I forgot to get sage at the grocery store, so while my turkey was perfect, my stuffing was under-seasoned, but I even got a compliment from a guest on that (apparently a guest who has been subjected to over-seasoned stuffing many-a-year). My potatoes were wonderful, the sweet potatoes were a hit, and the gravy turned out perfect! My guests brought pickled beets, roasted carrots, homemade wine, kale salad, pies and port! It was a wonderful, normal, down-home cooking meal, which is exactly what I was aiming for! I have to admit, I toyed with the idea of sweet potatoes fries with a chili mayo, prosciutto cups with pear and asiago, and deconstructed pumpkin pie cups, but I figured that wasn't what this crowd needed - they needed something that tasted like home. The craziest we got was that the pies were smoked! Concern for oven space, and the presence of a new smoker in their household, lead our friends to opt to smoke the apple and pumpkin pies they brought! The apple pie was particularly well suited to the method - although I heard that a peach pie they made was even better!

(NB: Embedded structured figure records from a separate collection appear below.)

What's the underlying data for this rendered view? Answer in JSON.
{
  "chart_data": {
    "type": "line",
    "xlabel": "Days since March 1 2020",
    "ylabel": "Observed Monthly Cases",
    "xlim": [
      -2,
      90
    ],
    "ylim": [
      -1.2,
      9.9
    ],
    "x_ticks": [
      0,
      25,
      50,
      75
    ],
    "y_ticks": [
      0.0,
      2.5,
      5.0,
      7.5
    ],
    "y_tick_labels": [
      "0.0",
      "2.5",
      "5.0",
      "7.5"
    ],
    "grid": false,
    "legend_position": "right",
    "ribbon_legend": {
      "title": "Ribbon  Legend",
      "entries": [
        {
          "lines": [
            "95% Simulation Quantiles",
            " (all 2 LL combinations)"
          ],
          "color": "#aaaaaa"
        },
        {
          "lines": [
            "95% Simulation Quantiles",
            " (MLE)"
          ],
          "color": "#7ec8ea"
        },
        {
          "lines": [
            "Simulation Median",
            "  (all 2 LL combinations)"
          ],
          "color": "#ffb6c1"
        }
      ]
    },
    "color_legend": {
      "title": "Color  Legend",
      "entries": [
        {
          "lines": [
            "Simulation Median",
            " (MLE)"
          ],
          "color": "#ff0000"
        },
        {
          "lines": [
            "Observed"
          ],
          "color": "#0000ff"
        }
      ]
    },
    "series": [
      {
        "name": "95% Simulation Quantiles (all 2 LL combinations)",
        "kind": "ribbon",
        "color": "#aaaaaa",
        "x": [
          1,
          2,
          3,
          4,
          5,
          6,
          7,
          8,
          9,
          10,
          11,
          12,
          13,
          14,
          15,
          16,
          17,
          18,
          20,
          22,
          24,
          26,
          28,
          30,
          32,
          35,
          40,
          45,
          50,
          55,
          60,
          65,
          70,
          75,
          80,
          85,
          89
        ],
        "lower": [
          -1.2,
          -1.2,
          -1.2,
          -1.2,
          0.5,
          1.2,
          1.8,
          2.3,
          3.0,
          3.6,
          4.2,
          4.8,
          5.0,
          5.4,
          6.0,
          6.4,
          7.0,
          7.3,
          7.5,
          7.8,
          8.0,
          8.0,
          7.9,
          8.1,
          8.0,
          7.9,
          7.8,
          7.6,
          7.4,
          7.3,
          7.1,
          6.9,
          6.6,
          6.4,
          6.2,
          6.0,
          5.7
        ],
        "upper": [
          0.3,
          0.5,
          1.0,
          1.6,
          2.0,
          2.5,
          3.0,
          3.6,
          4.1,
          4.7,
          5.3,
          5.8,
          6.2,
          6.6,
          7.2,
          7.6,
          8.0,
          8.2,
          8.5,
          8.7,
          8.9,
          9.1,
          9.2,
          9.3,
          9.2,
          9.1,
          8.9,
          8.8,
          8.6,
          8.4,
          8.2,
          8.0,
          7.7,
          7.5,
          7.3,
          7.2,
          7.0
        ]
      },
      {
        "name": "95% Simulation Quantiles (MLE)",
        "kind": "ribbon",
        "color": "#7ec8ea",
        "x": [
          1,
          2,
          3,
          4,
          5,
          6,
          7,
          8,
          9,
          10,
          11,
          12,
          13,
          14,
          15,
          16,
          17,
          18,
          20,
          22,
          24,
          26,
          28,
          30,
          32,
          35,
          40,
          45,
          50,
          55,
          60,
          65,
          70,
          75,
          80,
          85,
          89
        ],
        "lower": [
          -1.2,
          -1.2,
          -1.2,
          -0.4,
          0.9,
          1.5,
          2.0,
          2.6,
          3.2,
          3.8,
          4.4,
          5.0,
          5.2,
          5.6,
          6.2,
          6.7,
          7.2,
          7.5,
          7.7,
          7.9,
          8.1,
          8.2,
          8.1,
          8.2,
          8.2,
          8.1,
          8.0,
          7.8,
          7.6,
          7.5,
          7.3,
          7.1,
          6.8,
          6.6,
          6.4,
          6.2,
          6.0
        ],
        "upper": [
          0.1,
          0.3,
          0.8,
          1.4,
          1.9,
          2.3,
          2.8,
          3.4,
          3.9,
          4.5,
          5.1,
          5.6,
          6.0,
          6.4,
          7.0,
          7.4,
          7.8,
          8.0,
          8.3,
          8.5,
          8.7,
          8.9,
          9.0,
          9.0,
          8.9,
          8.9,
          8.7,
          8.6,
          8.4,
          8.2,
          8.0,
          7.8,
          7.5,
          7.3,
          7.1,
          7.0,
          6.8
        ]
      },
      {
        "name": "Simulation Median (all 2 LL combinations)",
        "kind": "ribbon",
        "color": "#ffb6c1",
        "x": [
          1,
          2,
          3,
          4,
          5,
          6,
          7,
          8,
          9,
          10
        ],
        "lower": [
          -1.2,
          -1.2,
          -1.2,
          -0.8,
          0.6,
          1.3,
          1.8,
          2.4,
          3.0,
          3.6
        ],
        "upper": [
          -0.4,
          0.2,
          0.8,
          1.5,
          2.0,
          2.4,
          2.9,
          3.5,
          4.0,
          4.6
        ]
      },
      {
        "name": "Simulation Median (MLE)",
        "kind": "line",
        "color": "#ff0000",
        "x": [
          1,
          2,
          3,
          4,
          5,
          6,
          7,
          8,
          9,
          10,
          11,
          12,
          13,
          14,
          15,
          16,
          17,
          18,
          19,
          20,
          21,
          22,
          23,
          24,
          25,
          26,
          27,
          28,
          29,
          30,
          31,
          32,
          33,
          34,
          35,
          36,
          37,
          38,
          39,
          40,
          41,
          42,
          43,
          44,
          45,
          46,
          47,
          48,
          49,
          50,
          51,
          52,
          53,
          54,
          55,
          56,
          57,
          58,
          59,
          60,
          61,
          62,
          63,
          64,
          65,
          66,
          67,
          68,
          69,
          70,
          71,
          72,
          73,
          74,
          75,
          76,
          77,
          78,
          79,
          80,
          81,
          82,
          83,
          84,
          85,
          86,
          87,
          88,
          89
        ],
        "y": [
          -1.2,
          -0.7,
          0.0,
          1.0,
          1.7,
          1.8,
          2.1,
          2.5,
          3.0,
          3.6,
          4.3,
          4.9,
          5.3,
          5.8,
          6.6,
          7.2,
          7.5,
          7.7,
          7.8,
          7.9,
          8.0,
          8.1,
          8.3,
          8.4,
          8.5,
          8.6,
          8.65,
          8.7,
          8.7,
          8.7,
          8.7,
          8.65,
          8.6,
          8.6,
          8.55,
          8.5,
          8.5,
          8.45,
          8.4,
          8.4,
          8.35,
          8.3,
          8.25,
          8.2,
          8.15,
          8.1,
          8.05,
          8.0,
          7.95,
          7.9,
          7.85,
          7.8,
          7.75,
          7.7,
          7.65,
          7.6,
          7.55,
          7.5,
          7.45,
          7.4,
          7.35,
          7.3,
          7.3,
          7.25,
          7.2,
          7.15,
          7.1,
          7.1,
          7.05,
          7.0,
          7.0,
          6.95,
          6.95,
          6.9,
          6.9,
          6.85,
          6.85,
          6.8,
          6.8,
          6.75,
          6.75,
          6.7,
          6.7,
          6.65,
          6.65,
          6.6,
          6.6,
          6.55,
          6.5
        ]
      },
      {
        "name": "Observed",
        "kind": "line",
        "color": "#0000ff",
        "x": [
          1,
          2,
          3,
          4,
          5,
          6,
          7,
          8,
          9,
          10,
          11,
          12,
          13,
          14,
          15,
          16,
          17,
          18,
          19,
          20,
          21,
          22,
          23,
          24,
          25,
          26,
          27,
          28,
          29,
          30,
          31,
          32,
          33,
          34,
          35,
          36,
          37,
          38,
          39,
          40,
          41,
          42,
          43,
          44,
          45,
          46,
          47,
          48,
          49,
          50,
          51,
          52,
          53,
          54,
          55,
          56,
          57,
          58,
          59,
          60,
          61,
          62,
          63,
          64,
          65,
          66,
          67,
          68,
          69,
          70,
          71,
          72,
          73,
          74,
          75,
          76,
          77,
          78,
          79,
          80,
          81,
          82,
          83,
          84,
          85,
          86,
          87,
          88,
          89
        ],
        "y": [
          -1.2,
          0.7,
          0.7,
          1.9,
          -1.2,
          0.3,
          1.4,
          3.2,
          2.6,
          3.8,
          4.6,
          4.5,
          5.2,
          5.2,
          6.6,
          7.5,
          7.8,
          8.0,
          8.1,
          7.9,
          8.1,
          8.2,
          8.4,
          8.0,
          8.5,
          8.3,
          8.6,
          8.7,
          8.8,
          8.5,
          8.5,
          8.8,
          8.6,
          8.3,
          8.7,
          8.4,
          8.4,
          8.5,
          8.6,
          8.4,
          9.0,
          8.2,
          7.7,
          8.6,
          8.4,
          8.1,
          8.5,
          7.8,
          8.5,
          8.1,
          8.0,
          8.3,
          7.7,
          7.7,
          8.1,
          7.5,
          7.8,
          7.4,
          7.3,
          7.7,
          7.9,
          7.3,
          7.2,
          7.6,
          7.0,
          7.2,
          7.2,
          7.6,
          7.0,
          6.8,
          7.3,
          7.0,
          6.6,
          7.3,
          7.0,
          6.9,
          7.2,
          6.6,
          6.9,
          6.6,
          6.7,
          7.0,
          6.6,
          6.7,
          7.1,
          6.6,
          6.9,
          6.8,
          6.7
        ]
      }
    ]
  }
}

And so it came to pass that Thanksgiving 3 was finished.

Now, I mentioned that this would also be a catch-up post. I'll do that quickly!

1. Halloween has also passed since my last post. I plan to do a separate post about that to do it justice, just not today.

2. We got snow. LOTS of snow. From Saturday morning to Sunday night, we went from zero snow, to people-are-stuck-in-their-driveways snow. About a foot dump. It's beautiful :)

3. 'Tis the season for tea! So while everyone else was staying home Saturday night because it was snowing so much, I trekked out to do a tea party! The weather was particularly mood-setting! I try to only do two shows a month, but this month everyone wants stuff, so between Nov 2 and Dec 5 I have 5 shows booked, and another person wanting to book in somewhere! In addition to that, I've agreed to donate to a Christmas giveaway that my friends' company is hosting. I'll put together a prize package, and anyone who likes my business page that day will be entered for the draw! Then, on the 11th I'll have a table at their Christmas Wrap Up party where I'll be selling tea for the holidays!

4. Our hot water tank is leaking. And for some reason the soonest we can get a plumber is the 13th. 9 days with a hot water tank leak? Oh joy...

5. I'm crazy. Sometimes I don't realize it, sometimes I do. Today, I realized it when I was making plans to do a 100% healthy-eating household from the middle of November to Christmas. ...and then I realized it wouldn't feel like Christmas without my Christmas baking. And even though I could bake the stuff and personally hold off from eating it, that wouldn't actually help the household hold to their healthy lifestyle as well (and, you know, the kids would flip if I made cookies and they didn't get them). So I'm really not sure what to do. Perhaps totally healthy meals but snacks still allowed until the New Year? Basically I got sick of being fat and intend to do something about it (once again), and hubby's eager to join the effort, but I don't want it to encroach on our festivities, or be unnecessarily hard because I picked an arbitrary start date! I'm really stumped on this one...

Anyway, that's all for now! I'd best be off!